Le dernier film de François Ozon ne décevra pas les amateurs de ce réalisateur. Nous n’y retrouvons pas – ou dans une moindre mesure – la théâtralité de Gouttes d’eau sur pierres brûlantes, de 8 femmes ou de Swimming pool, mais ainsi, François Ozon prouve – si besoin était – qu’il sait se divertir, apanage des Grands.
Tout le film est porté par la non-communication entre les personnages. Cela les amène naturellement à l’échec, à la rupture. Très souvent due à l’absence, cette non-communication entre l’homme et la femme se répercute dans tous les domaines, jusqu’au sexe, qu’ils ne sont pas capables de réussir. De toute façon, comment communiquer quand on est absent ou endormi ? Petits clins d’œil amusant au niveau de ce thème : François Ozon a choisi les chansons italiennes en fonction de leur sonorité : il ne comprend pas l’italien. Lorsque Marion commence à discuter avec un homme dans le parc, elle se heurte à l’anglais ( même si elle parle anglais, il est amusant d’avoir inséré cet héritage de Babel…). De même, les seules fois où l’expression « je t’aime » est dite, c’est uniquement pour se rassurer…

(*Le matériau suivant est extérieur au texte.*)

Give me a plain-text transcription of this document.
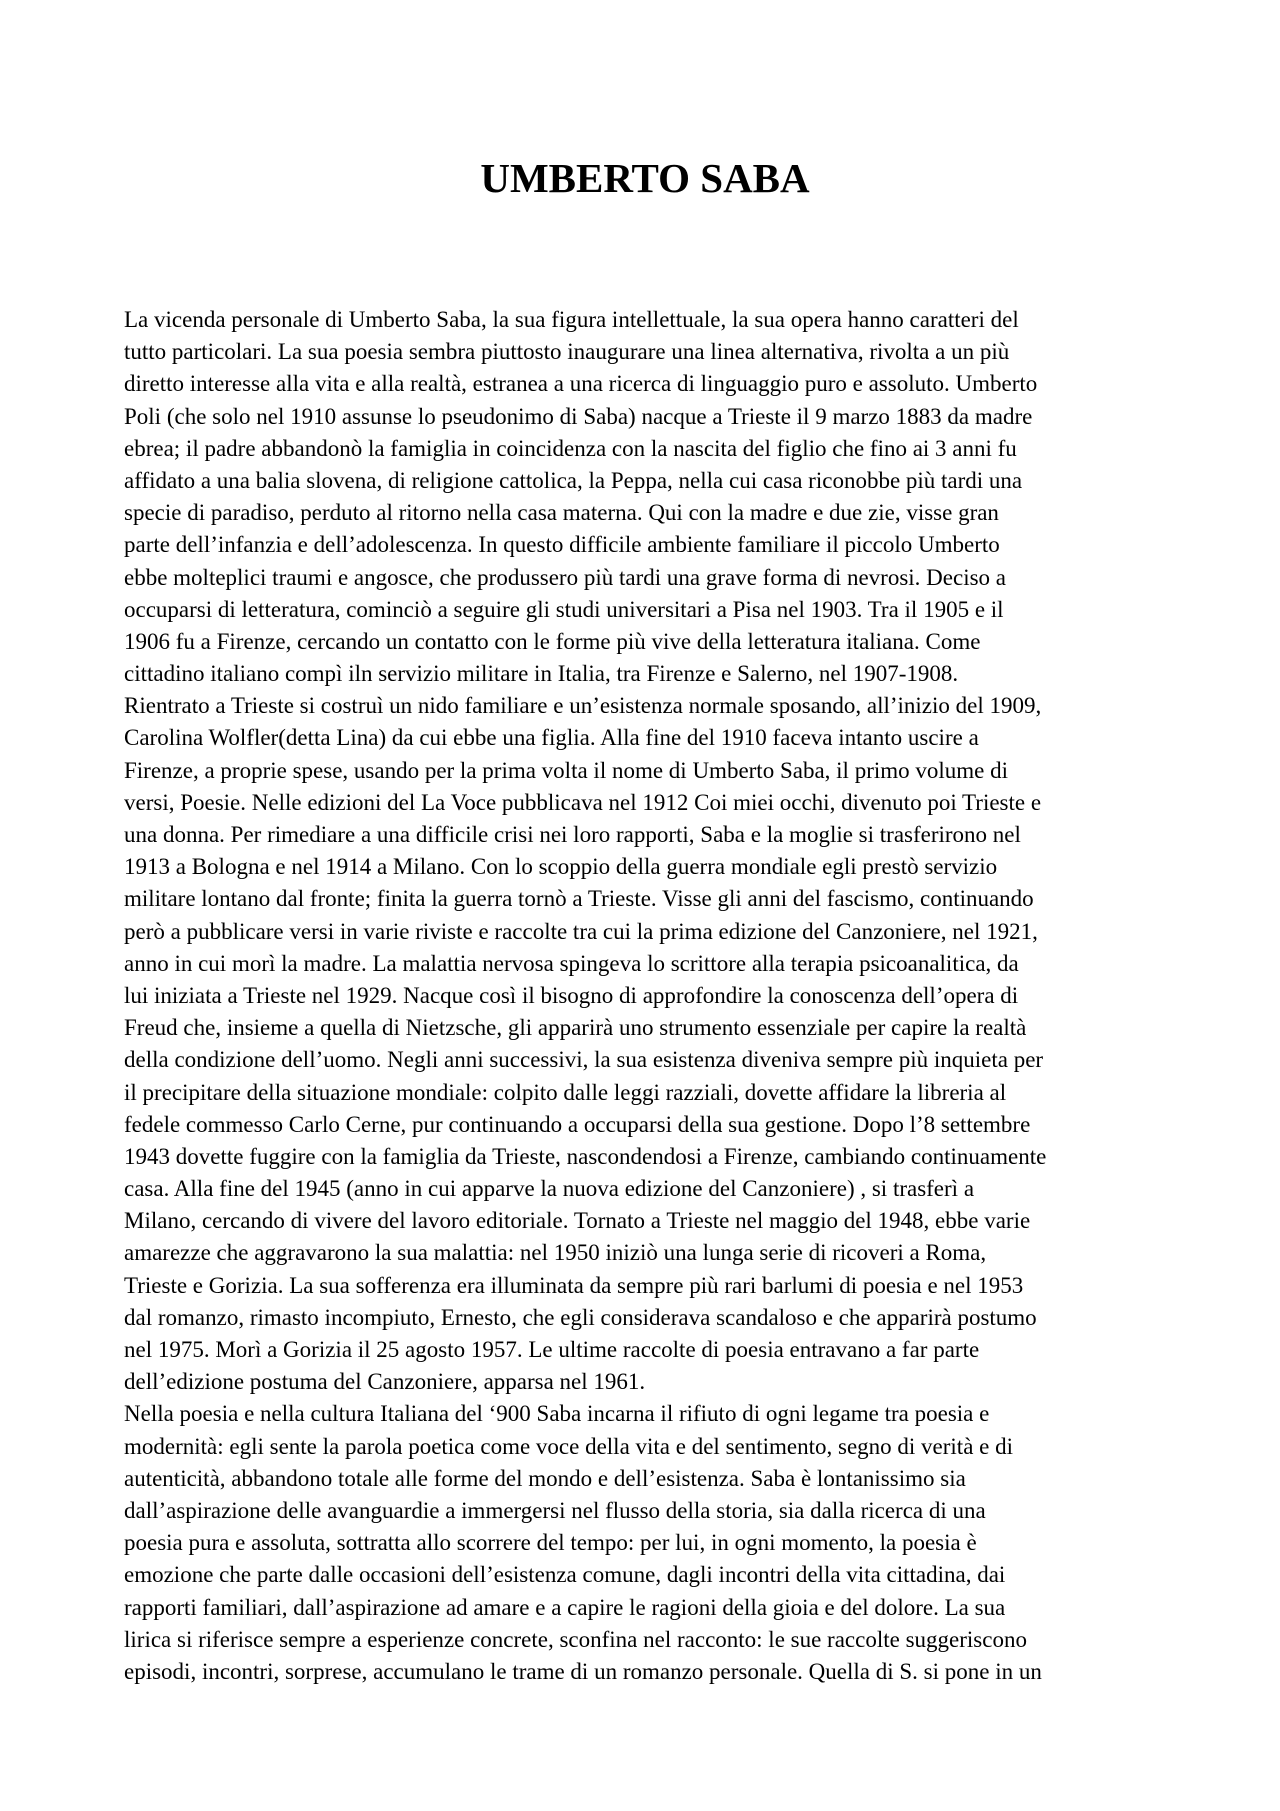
UMBERTO SABA
La vicenda personale di Umberto Saba, la sua figura intellettuale, la sua opera hanno caratteri del
tutto particolari. La sua poesia sembra piuttosto inaugurare una linea alternativa, rivolta a un più
diretto interesse alla vita e alla realtà, estranea a una ricerca di linguaggio puro e assoluto. Umberto
Poli (che solo nel 1910 assunse lo pseudonimo di Saba) nacque a Trieste il 9 marzo 1883 da madre
ebrea; il padre abbandonò la famiglia in coincidenza con la nascita del figlio che fino ai 3 anni fu
affidato a una balia slovena, di religione cattolica, la Peppa, nella cui casa riconobbe più tardi una
specie di paradiso, perduto al ritorno nella casa materna. Qui con la madre e due zie, visse gran
parte dell’infanzia e dell’adolescenza. In questo difficile ambiente familiare il piccolo Umberto
ebbe molteplici traumi e angosce, che produssero più tardi una grave forma di nevrosi. Deciso a
occuparsi di letteratura, cominciò a seguire gli studi universitari a Pisa nel 1903. Tra il 1905 e il
1906 fu a Firenze, cercando un contatto con le forme più vive della letteratura italiana. Come
cittadino italiano compì iln servizio militare in Italia, tra Firenze e Salerno, nel 1907-1908.
Rientrato a Trieste si costruì un nido familiare e un’esistenza normale sposando, all’inizio del 1909,
Carolina Wolfler(detta Lina) da cui ebbe una figlia. Alla fine del 1910 faceva intanto uscire a
Firenze, a proprie spese, usando per la prima volta il nome di Umberto Saba, il primo volume di
versi, Poesie. Nelle edizioni del La Voce pubblicava nel 1912 Coi miei occhi, divenuto poi Trieste e
una donna. Per rimediare a una difficile crisi nei loro rapporti, Saba e la moglie si trasferirono nel
1913 a Bologna e nel 1914 a Milano. Con lo scoppio della guerra mondiale egli prestò servizio
militare lontano dal fronte; finita la guerra tornò a Trieste. Visse gli anni del fascismo, continuando
però a pubblicare versi in varie riviste e raccolte tra cui la prima edizione del Canzoniere, nel 1921,
anno in cui morì la madre. La malattia nervosa spingeva lo scrittore alla terapia psicoanalitica, da
lui iniziata a Trieste nel 1929. Nacque così il bisogno di approfondire la conoscenza dell’opera di
Freud che, insieme a quella di Nietzsche, gli apparirà uno strumento essenziale per capire la realtà
della condizione dell’uomo. Negli anni successivi, la sua esistenza diveniva sempre più inquieta per
il precipitare della situazione mondiale: colpito dalle leggi razziali, dovette affidare la libreria al
fedele commesso Carlo Cerne, pur continuando a occuparsi della sua gestione. Dopo l’8 settembre
1943 dovette fuggire con la famiglia da Trieste, nascondendosi a Firenze, cambiando continuamente
casa. Alla fine del 1945 (anno in cui apparve la nuova edizione del Canzoniere) , si trasferì a
Milano, cercando di vivere del lavoro editoriale. Tornato a Trieste nel maggio del 1948, ebbe varie
amarezze che aggravarono la sua malattia: nel 1950 iniziò una lunga serie di ricoveri a Roma,
Trieste e Gorizia. La sua sofferenza era illuminata da sempre più rari barlumi di poesia e nel 1953
dal romanzo, rimasto incompiuto, Ernesto, che egli considerava scandaloso e che apparirà postumo
nel 1975. Morì a Gorizia il 25 agosto 1957. Le ultime raccolte di poesia entravano a far parte
dell’edizione postuma del Canzoniere, apparsa nel 1961.
Nella poesia e nella cultura Italiana del ‘900 Saba incarna il rifiuto di ogni legame tra poesia e
modernità: egli sente la parola poetica come voce della vita e del sentimento, segno di verità e di
autenticità, abbandono totale alle forme del mondo e dell’esistenza. Saba è lontanissimo sia
dall’aspirazione delle avanguardie a immergersi nel flusso della storia, sia dalla ricerca di una
poesia pura e assoluta, sottratta allo scorrere del tempo: per lui, in ogni momento, la poesia è
emozione che parte dalle occasioni dell’esistenza comune, dagli incontri della vita cittadina, dai
rapporti familiari, dall’aspirazione ad amare e a capire le ragioni della gioia e del dolore. La sua
lirica si riferisce sempre a esperienze concrete, sconfina nel racconto: le sue raccolte suggeriscono
episodi, incontri, sorprese, accumulano le trame di un romanzo personale. Quella di S. si pone in un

Le thème de l’échec est repris dans la construction même du film avec l’idée du compte à rebours. Celui-ci porte en effet en lui-même l’idée de fatalité et surtout, de finitude. Il est donc beaucoup plus riche de l’utiliser plutôt que suivre la chronologie. Celle-ci n’offre pas du tout la même perspective, mettant trop en avant l’idée d’un après. Car le problème de l’infini est qu’il porterait en lui la notion d’espoir. Or celui-ci n’a pas sa place dans 5 x 2. De plus, en commençant par le divorce et en annonçant tout de suite la remontée dans le temps, tout le reste du film va être teinté de ce fatalisme et de cette notion de finitude. Le film est donc plus homogène et mieux construit.
Ce film est tout de même marqué d’une certaine théâtralité mais contrairement à 8 femmes ( notamment) elle est limitée à certains dialogues qui, dans leur précision et leur efficacité ( dans l’acception la plus forte du terme), rappellent des répliques de théâtre voire des phrases de littérature, travaillées afin de s’approcher de la perfection. Il ressort de ces répliques, en plus de l’idée de théâtralité, une certaine forme de violence tant leur efficacité est directe et non édulcorée. Cela renforce le ton général du film tourné vers la fin et l’échec. Ainsi, en plus du scénario et de la construction du film, ses dialogues viennent le rendre homogène et stable. Chapeau !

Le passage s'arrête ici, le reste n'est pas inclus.